Reading files in various formats¶
The first step of parsing a document is often getting actual text from a file. For plain text files, this is not a difficult process, but for eg. Word and PDF documents some sort of library support is useful.
Ferenda contains three different classes that all deal with this problem. They do not have a unified interface, but instead contain different methods depending on the structure and capabilities of the file format they’re reading.
Reading plain text files¶
The TextReader
class works sort of like a regular
file object, and can read a plain text file line by line, but contains
extra methods for reading files paragraph by paragraph or page by
page. It can also produce generators that yield the file contents
divided into arbitrary chunks, which is suitable as input for
FSMParser
.
Microsoft Word documents¶
The WordReader
class can read both old-style
.doc
files and newer, XML-based .docx
files. The former
requires that antiword is
installed, but the latter has no additional dependencies.

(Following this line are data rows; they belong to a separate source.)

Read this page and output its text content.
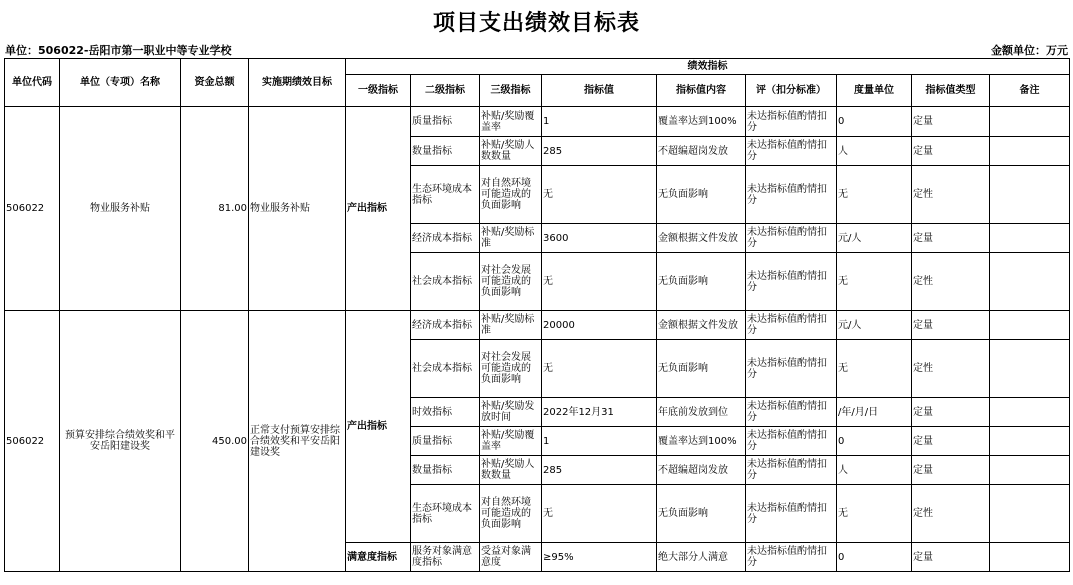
项目支出绩效目标表
单位：506022-岳阳市第一职业中等专业学校	金额单位：万元
单位代码	单位（专项）名称	资金总额	实施期绩效目标	绩效指标								
				一级指标	二级指标	三级指标	指标值	指标值内容	评（扣分标准）	度量单位	指标值类型	备注
506022	物业服务补贴	81.00	物业服务补贴	产出指标	质量指标	补贴/奖励覆盖率	1	覆盖率达到100%	未达指标值酌情扣分	0	定量	
					数量指标	补贴/奖励人数数量	285	不超编超岗发放	未达指标值酌情扣分	人	定量	
					生态环境成本指标	对自然环境可能造成的负面影响	无	无负面影响	未达指标值酌情扣分	无	定性	
					经济成本指标	补贴/奖励标准	3600	金额根据文件发放	未达指标值酌情扣分	元/人	定量	
					社会成本指标	对社会发展可能造成的负面影响	无	无负面影响	未达指标值酌情扣分	无	定性	
506022	预算安排综合绩效奖和平安岳阳建设奖	450.00	正常支付预算安排综合绩效奖和平安岳阳建设奖	产出指标	经济成本指标	补贴/奖励标准	20000	金额根据文件发放	未达指标值酌情扣分	元/人	定量	
					社会成本指标	对社会发展可能造成的负面影响	无	无负面影响	未达指标值酌情扣分	无	定性	
					时效指标	补贴/奖励发放时间	2022年12月31	年底前发放到位	未达指标值酌情扣分	/年/月/日	定量	
					质量指标	补贴/奖励覆盖率	1	覆盖率达到100%	未达指标值酌情扣分	0	定量	
					数量指标	补贴/奖励人数数量	285	不超编超岗发放	未达指标值酌情扣分	人	定量	
					生态环境成本指标	对自然环境可能造成的负面影响	无	无负面影响	未达指标值酌情扣分	无	定性	
				满意度指标	服务对象满意度指标	受益对象满意度	≥95%	绝大部分人满意	未达指标值酌情扣分	0	定量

This class does not present any interface for actually reading the
word document – instead, it converts the document to a XML file which
is either based on the docbook
output of antiword
, or the raw
OOXML found inside of the .docx
file.
PDF documents¶
PDFReader
reads PDF documents and makes them
available as a list of pages, where each page contains a list of
Textbox
objects, which in turn contains
a list of Textelement
objects.
Its textboxes()
method is a flexible way
of getting a generator of suitable text chunks. By passing a “glue”

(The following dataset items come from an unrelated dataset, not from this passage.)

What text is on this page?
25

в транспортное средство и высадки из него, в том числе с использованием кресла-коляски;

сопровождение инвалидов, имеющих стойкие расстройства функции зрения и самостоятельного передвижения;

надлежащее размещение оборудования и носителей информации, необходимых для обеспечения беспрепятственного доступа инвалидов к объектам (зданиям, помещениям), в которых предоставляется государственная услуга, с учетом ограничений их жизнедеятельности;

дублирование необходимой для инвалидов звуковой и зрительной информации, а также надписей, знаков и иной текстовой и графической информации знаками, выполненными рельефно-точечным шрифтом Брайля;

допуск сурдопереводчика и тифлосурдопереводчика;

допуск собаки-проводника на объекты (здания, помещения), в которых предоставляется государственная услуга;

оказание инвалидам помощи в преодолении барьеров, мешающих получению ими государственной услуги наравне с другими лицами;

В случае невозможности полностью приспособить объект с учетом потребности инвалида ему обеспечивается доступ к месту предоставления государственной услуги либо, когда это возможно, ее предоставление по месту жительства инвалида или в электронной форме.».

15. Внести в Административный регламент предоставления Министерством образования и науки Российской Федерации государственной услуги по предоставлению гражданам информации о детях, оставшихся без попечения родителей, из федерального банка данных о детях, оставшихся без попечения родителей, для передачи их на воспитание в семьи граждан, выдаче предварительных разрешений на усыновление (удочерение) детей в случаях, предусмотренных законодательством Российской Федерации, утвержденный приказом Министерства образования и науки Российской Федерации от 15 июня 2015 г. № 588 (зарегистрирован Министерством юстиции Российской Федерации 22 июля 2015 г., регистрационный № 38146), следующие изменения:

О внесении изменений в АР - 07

function to that method, you can specify exact rules on which rows of
text should be combined to form larger suitable chunks
(eg. paragraphs). This stream of chunks can be fed directly as input
to FSMParser
.
Handling non-PDFs and scanned documents¶
The class can also handle any other type of document (such as
Word/OOXML/WordPerfect/RTF) that OpenOffice or LibreOffice handles by
first converting it to PDF using the soffice
command line
tool. This is done by specifiying the convert_to_pdf
parameter.
If the PDF contains only scanned pages (without any OCR information),
the pages can be run through the tesseract
command line tool. You
need to provide the main language of the document as the ocr_lang
parameter, and you need to have installed the tesseract language files
for that language.
Analyzing PDF documents¶
When processing a PDF file, the information contained in eg a
Textbox
object (position, size, font)
is useful to determine what kind of content it might be, eg. if it’s
set in a header-like font, it probably signals the start of a section,
and if it’s a digit-like text set in a small font outside of the main
content area, it’s probably a page number.
Information about eg page margins, header styles etc can be hardcoded
in your processing code, but it’s also possible to use the companion
class PDFAnalyzer
can be used to statistically
analyze a complete document and then make educated guesses about these
metrics. It can also output histogram plots and an annotated version
of the original PDF file with lines marking the identified margins,
styles and text chunks (given a provided “glue” function identical to
the one provided to textboxes()
)
The class is designed to be overridden if your document has particular rules about eg. header styles or additional margin metrics.